Prejudice, racism, and bias are as old as the human race, but these unfortunate attitudes and behaviors always seem to emerge in crisis situations stronger and more enhanced, such as after the attacks in Paris in recent weeks. So far, some have declared that refuges from Syria are not welcome in the United States. Before such a stance becomes policy, it may be helpful to explore prejudice and how to avoid it.
Gordon Allport, who had conducted influential social psychology research in the 1950s and ‘60s, found that, “[c]ontact between members of different groups—be they religious, ethnic, or tribal—helps reduce prejudice and fosters friendly intergroup relations.” In other words, the more meaningful time an individual spends with members of an outgroup, the less likely that individual will develop prejudices toward that group.

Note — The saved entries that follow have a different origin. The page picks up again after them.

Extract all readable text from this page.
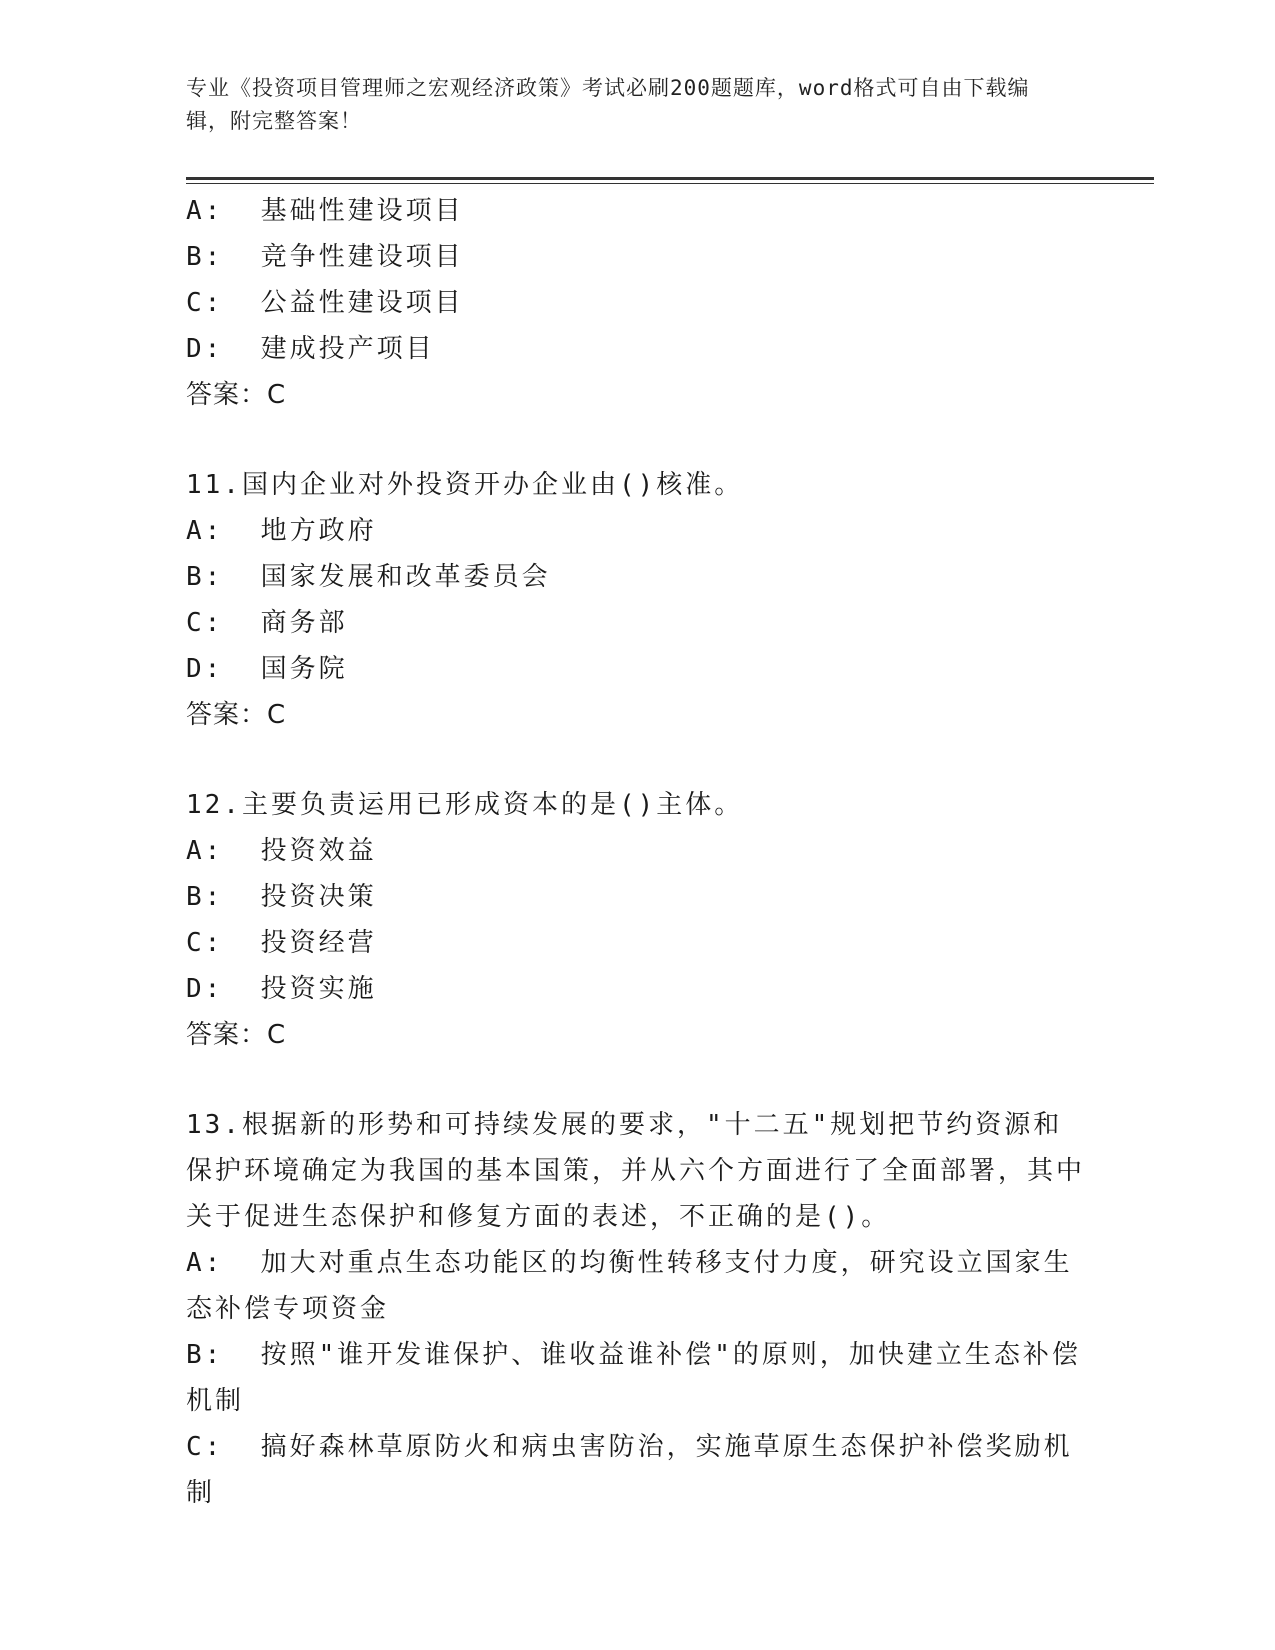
专业《投资项目管理师之宏观经济政策》考试必刷200题题库，word格式可自由下载编辑，附完整答案！
A:  基础性建设项目
B:  竞争性建设项目
C:  公益性建设项目
D:  建成投产项目
答案：C
11.国内企业对外投资开办企业由()核准。
A:  地方政府
B:  国家发展和改革委员会
C:  商务部
D:  国务院
答案：C
12.主要负责运用已形成资本的是()主体。
A:  投资效益
B:  投资决策
C:  投资经营
D:  投资实施
答案：C
13.根据新的形势和可持续发展的要求，"十二五"规划把节约资源和保护环境确定为我国的基本国策，并从六个方面进行了全面部署，其中关于促进生态保护和修复方面的表述，不正确的是()。
A:  加大对重点生态功能区的均衡性转移支付力度，研究设立国家生态补偿专项资金
B:  按照"谁开发谁保护、谁收益谁补偿"的原则，加快建立生态补偿机制
C:  搞好森林草原防火和病虫害防治，实施草原生态保护补偿奖励机制
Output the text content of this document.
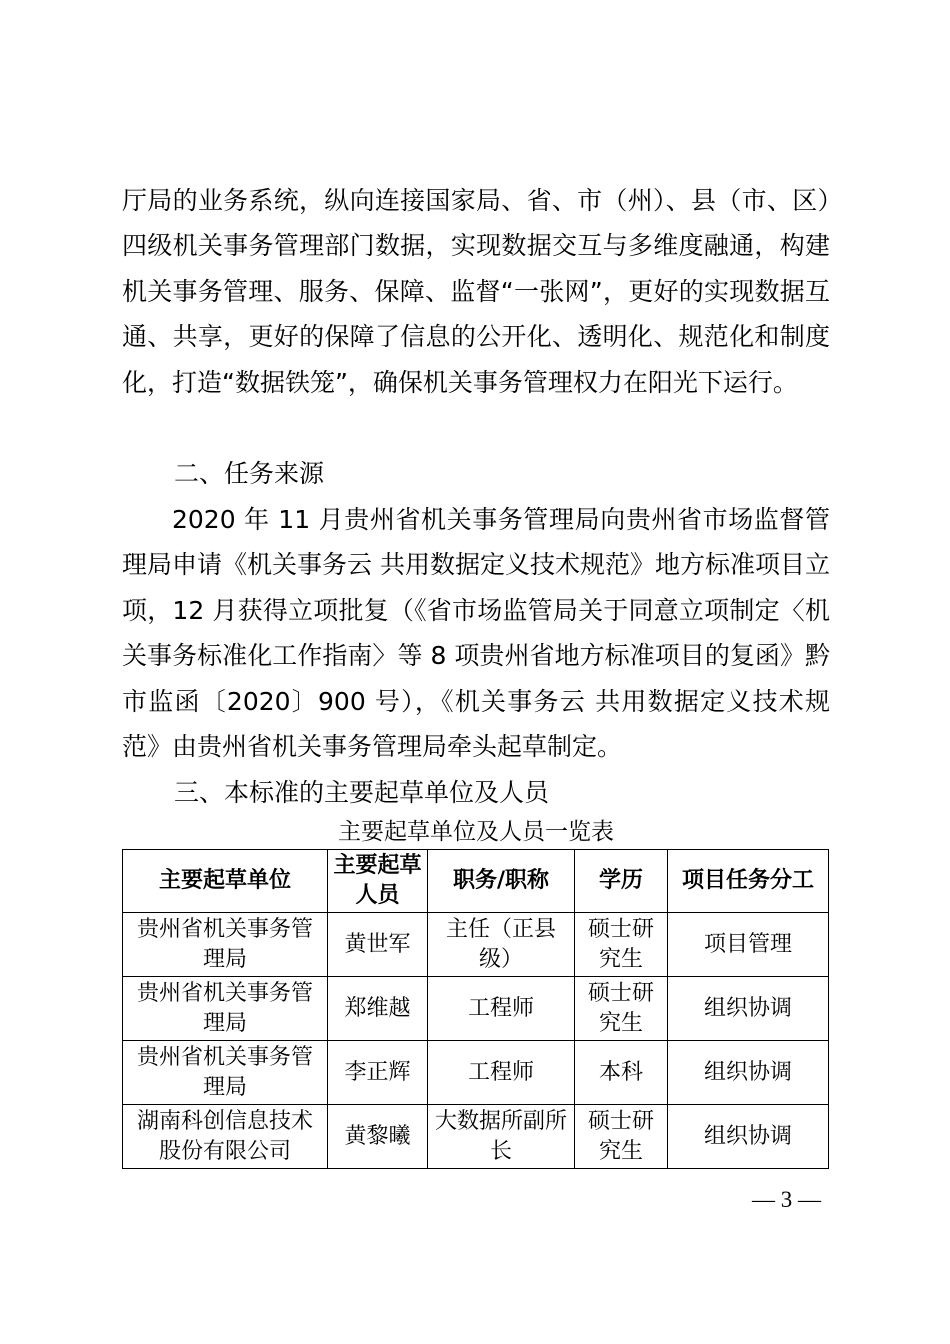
厅局的业务系统，纵向连接国家局、省、市（州）、县（市、区）四级机关事务管理部门数据，实现数据交互与多维度融通，构建机关事务管理、服务、保障、监督“一张网”，更好的实现数据互通、共享，更好的保障了信息的公开化、透明化、规范化和制度化，打造“数据铁笼”，确保机关事务管理权力在阳光下运行。

二、任务来源

2020 年 11 月贵州省机关事务管理局向贵州省市场监督管理局申请《机关事务云 共用数据定义技术规范》地方标准项目立项，12 月获得立项批复（《省市场监管局关于同意立项制定〈机关事务标准化工作指南〉等 8 项贵州省地方标准项目的复函》黔市监函〔2020〕900 号），《机关事务云 共用数据定义技术规范》由贵州省机关事务管理局牵头起草制定。

三、本标准的主要起草单位及人员

主要起草单位及人员一览表

主要起草单位	主要起草人员	职务/职称	学历	项目任务分工
贵州省机关事务管理局	黄世军	主任（正县级）	硕士研究生	项目管理
贵州省机关事务管理局	郑维越	工程师	硕士研究生	组织协调
贵州省机关事务管理局	李正辉	工程师	本科	组织协调
湖南科创信息技术股份有限公司	黄黎曦	大数据所副所长	硕士研究生	组织协调
— 3 —
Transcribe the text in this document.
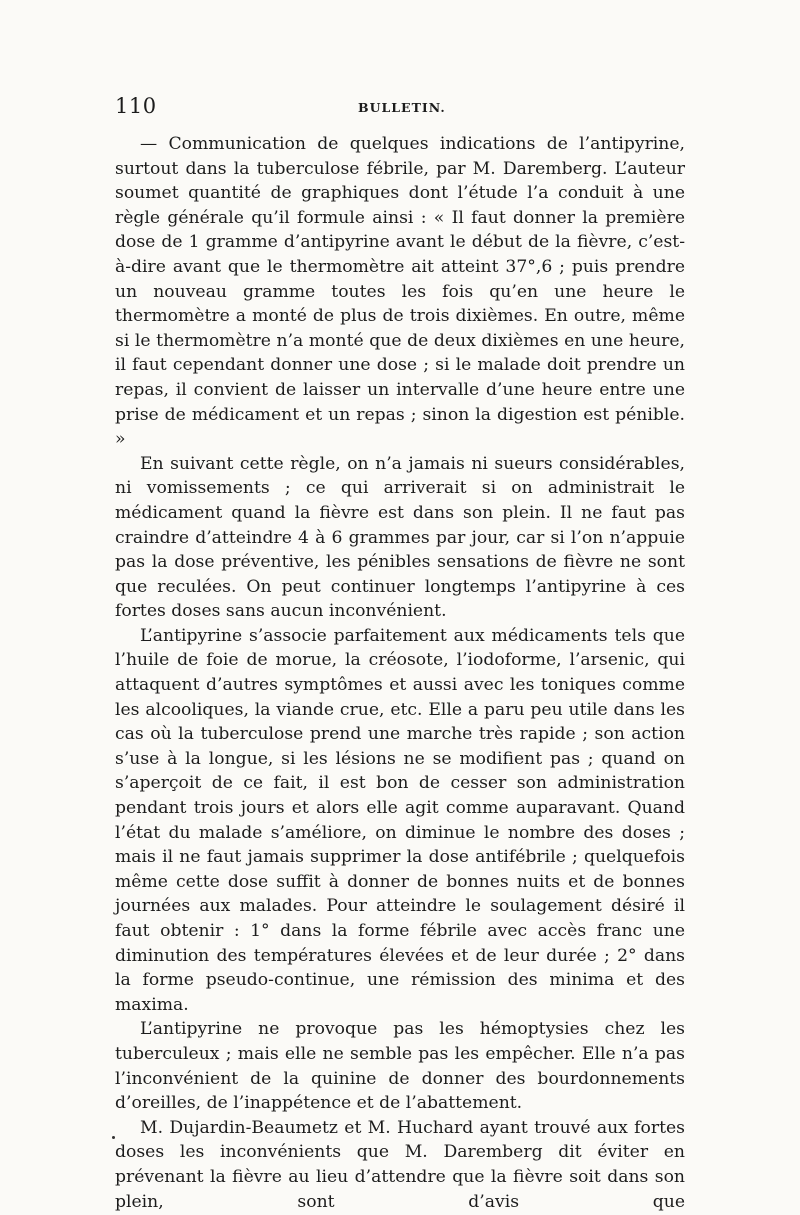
110	BULLETIN.

— Communication de quelques indications de l’antipyrine, surtout dans la tuberculose fébrile, par M. Daremberg. L’auteur soumet quantité de graphiques dont l’étude l’a conduit à une règle générale qu’il formule ainsi : « Il faut donner la première dose de 1 gramme d’antipyrine avant le début de la fièvre, c’est-à-dire avant que le thermomètre ait atteint 37°,6 ; puis prendre un nouveau gramme toutes les fois qu’en une heure le thermomètre a monté de plus de trois dixièmes. En outre, même si le thermomètre n’a monté que de deux dixièmes en une heure, il faut cependant donner une dose ; si le malade doit prendre un repas, il convient de laisser un intervalle d’une heure entre une prise de médicament et un repas ; sinon la digestion est pénible. »

En suivant cette règle, on n’a jamais ni sueurs considérables, ni vomissements ; ce qui arriverait si on administrait le médicament quand la fièvre est dans son plein. Il ne faut pas craindre d’atteindre 4 à 6 grammes par jour, car si l’on n’appuie pas la dose préventive, les pénibles sensations de fièvre ne sont que reculées. On peut continuer longtemps l’antipyrine à ces fortes doses sans aucun inconvénient.

L’antipyrine s’associe parfaitement aux médicaments tels que l’huile de foie de morue, la créosote, l’iodoforme, l’arsenic, qui attaquent d’autres symptômes et aussi avec les toniques comme les alcooliques, la viande crue, etc. Elle a paru peu utile dans les cas où la tuberculose prend une marche très rapide ; son action s’use à la longue, si les lésions ne se modifient pas ; quand on s’aperçoit de ce fait, il est bon de cesser son administration pendant trois jours et alors elle agit comme auparavant. Quand l’état du malade s’améliore, on diminue le nombre des doses ; mais il ne faut jamais supprimer la dose antifébrile ; quelquefois même cette dose suffit à donner de bonnes nuits et de bonnes journées aux malades. Pour atteindre le soulagement désiré il faut obtenir : 1° dans la forme fébrile avec accès franc une diminution des températures élevées et de leur durée ; 2° dans la forme pseudo-continue, une rémission des minima et des maxima.

L’antipyrine ne provoque pas les hémoptysies chez les tuberculeux ; mais elle ne semble pas les empêcher. Elle n’a pas l’inconvénient de la quinine de donner des bourdonnements d’oreilles, de l’inappétence et de l’abattement.

M. Dujardin-Beaumetz et M. Huchard ayant trouvé aux fortes doses les inconvénients que M. Daremberg dit éviter en prévenant la fièvre au lieu d’attendre que la fièvre soit dans son plein, sont d’avis que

It appears to be a simple idea, yet it remains a powerful one.
Much research time and journal space has been invested in studying prejudice. One unfortunate fact has emerged: Prejudice appears to have early roots, beginning in childhood. According to Christian Jarett, “Young children show a preference for playing with children of the same skin color or with other kids who simply happen to be wearing similar clothes. In adulthood,” Jarett continues, “in extreme cases, this instinct for prejudice can lead us to dehumanize those we consider to be outsiders.”
And this makes Allport ever more important. If prejudice appears early in life and is learned, that means it can potentially be unlearned. Indeed, individuals may want to remain extra cautious about their thinking when it comes to outgroups.
On the whole, Allport’s thesis has survived critical scrutiny and has been generally accepted among social psychologists and anthropologists. One criticism, to be fair, according to Jarett remains that much of the research into Allport’s contact hypothesis is that it remains cross-sectional. In research parlance, this means that study participants have been study at the same time and in different groups. There is nothing wrong with cross-sectional studies. They are used all the time from studies on nutrition to studies on crime, but sometimes they may not be as credible as their “longitudinal” (or long-term study) counterparts. Nevertheless, the contact hypothesis remains a prevailing social reality.
Jarrett, C. (2011). 30-second psychology: The 50 most thought-provoking psychology theories, each explained in half a minute. Sydney: Murdoch Books.